Les gros problèmes vont apparaître l'année d'après, en Cours préparatoire, avec une instutrice nourrie à... et intoxiquée par la méthode globale de lecture. Je m'en suis très vite rendu compte, le jour où Inès m'a présenté son cahier d'écriture et de lecture (à base de textes bricolés par l'enseignante, indice majeur permettant d'identifier la quasi-totalité des adeptes de la méthode dite globale de lecture) : dès le premier jour de classe, les enfants de cette classe de CP ont ainsi été invités à retenir, par coeur, la graphie de tous les prénoms de la classe, y compris les Ophélie, les Damien, les Alexandre, les Stéphanie, les Charzadeh...

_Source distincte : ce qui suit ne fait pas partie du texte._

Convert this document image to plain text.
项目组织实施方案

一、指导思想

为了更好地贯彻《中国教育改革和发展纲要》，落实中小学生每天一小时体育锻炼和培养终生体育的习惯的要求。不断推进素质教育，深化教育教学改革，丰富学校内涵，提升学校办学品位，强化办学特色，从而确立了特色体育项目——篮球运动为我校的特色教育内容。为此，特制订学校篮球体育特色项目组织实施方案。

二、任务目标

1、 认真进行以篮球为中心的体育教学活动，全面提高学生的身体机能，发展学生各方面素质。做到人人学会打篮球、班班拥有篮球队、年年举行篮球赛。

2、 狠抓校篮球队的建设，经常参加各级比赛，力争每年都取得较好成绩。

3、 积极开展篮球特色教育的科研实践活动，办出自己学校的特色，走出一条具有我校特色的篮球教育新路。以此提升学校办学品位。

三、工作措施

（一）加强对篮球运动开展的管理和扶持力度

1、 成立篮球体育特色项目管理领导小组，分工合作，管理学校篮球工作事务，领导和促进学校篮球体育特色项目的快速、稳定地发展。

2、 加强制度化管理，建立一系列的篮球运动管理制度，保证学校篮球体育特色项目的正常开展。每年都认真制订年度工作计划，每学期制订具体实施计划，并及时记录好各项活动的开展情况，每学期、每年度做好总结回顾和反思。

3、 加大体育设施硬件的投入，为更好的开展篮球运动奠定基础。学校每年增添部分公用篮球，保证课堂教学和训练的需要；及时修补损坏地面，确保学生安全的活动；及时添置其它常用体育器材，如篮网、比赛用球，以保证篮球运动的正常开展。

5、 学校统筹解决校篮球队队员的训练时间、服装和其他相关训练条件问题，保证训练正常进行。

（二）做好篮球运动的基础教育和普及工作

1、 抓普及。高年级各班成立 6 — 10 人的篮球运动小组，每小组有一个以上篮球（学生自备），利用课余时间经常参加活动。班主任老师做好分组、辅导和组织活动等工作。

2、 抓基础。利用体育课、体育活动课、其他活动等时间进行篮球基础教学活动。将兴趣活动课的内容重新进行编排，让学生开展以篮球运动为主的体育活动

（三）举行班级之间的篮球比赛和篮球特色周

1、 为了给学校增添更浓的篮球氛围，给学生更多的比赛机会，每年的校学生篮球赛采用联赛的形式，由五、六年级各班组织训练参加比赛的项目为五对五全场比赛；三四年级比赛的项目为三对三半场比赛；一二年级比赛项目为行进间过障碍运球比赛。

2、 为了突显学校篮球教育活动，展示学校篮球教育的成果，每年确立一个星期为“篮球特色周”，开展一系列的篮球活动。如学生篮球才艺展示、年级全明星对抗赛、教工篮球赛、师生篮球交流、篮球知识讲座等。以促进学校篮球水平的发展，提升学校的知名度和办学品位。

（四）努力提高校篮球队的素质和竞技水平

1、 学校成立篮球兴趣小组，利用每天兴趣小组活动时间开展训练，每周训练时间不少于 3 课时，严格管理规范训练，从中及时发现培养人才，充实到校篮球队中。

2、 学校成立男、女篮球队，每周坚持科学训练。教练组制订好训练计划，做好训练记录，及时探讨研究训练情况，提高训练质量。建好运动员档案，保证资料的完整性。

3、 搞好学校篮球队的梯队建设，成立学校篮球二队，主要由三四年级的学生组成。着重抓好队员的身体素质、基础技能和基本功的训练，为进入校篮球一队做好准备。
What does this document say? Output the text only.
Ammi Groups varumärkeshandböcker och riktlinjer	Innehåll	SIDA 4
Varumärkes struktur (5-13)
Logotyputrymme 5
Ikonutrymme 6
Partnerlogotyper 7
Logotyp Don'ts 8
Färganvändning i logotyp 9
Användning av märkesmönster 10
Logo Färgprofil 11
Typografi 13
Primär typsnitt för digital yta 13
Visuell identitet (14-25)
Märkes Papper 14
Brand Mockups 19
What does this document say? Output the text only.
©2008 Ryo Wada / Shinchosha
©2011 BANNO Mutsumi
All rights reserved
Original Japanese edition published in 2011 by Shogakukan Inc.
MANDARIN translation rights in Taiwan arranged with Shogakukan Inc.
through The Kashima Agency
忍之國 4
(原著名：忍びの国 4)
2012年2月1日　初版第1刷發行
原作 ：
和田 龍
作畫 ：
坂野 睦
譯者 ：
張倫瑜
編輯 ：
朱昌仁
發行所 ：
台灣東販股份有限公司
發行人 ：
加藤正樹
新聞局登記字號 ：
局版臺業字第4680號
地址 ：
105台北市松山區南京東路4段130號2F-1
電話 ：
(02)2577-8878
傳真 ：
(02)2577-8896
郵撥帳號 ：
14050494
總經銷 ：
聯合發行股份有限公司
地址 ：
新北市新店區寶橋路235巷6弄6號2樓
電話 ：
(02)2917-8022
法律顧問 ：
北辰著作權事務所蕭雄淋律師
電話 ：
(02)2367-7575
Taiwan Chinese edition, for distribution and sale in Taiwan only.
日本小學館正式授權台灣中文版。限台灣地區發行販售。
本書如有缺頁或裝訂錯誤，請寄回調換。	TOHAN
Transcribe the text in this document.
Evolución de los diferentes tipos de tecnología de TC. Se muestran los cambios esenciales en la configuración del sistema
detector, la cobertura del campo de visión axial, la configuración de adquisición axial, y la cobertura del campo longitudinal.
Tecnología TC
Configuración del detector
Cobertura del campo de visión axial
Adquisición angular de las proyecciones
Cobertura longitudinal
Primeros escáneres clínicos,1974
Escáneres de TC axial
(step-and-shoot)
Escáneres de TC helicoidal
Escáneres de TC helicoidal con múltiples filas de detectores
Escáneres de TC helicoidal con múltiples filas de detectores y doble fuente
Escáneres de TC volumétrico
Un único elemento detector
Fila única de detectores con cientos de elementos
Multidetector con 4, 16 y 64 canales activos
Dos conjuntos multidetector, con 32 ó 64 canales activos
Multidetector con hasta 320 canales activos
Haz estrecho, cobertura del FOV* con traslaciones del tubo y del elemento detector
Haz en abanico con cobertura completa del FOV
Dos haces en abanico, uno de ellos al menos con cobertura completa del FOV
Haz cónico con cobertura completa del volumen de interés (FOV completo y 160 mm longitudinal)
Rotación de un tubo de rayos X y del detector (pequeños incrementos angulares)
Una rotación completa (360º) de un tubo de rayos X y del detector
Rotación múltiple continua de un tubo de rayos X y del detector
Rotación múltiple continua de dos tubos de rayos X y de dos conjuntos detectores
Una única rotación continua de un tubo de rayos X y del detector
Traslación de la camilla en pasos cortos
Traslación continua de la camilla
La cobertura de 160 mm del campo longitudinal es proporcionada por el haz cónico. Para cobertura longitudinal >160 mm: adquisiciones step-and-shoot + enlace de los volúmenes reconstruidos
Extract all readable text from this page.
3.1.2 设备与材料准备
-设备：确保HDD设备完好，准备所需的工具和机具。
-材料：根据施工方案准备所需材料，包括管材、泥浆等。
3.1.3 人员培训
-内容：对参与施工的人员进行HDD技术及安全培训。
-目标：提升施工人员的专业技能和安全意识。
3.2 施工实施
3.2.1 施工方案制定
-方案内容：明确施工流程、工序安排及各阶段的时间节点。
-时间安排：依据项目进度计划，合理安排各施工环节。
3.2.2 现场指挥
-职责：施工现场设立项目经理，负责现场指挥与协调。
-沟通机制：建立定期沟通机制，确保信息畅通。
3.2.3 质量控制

J'en suis resté bouche bée. Mais le plus fort fut le jour où la mère de l'enfant m'a annoncé que la maîtresse l'avait convoquée pour lui apprendre que sa fille avait d'énormes difficultés en lecture, et qu'elle devait être dyslexique. Et là, j'avoue que j'ai vu rouge.

- Qu'est-ce qu'elle a dit ? Dyslexique ? Non mais, ça ne va pas ? Vous allez me donner son numéro de téléphone, pour que je lui dise deux mots à cette idiote !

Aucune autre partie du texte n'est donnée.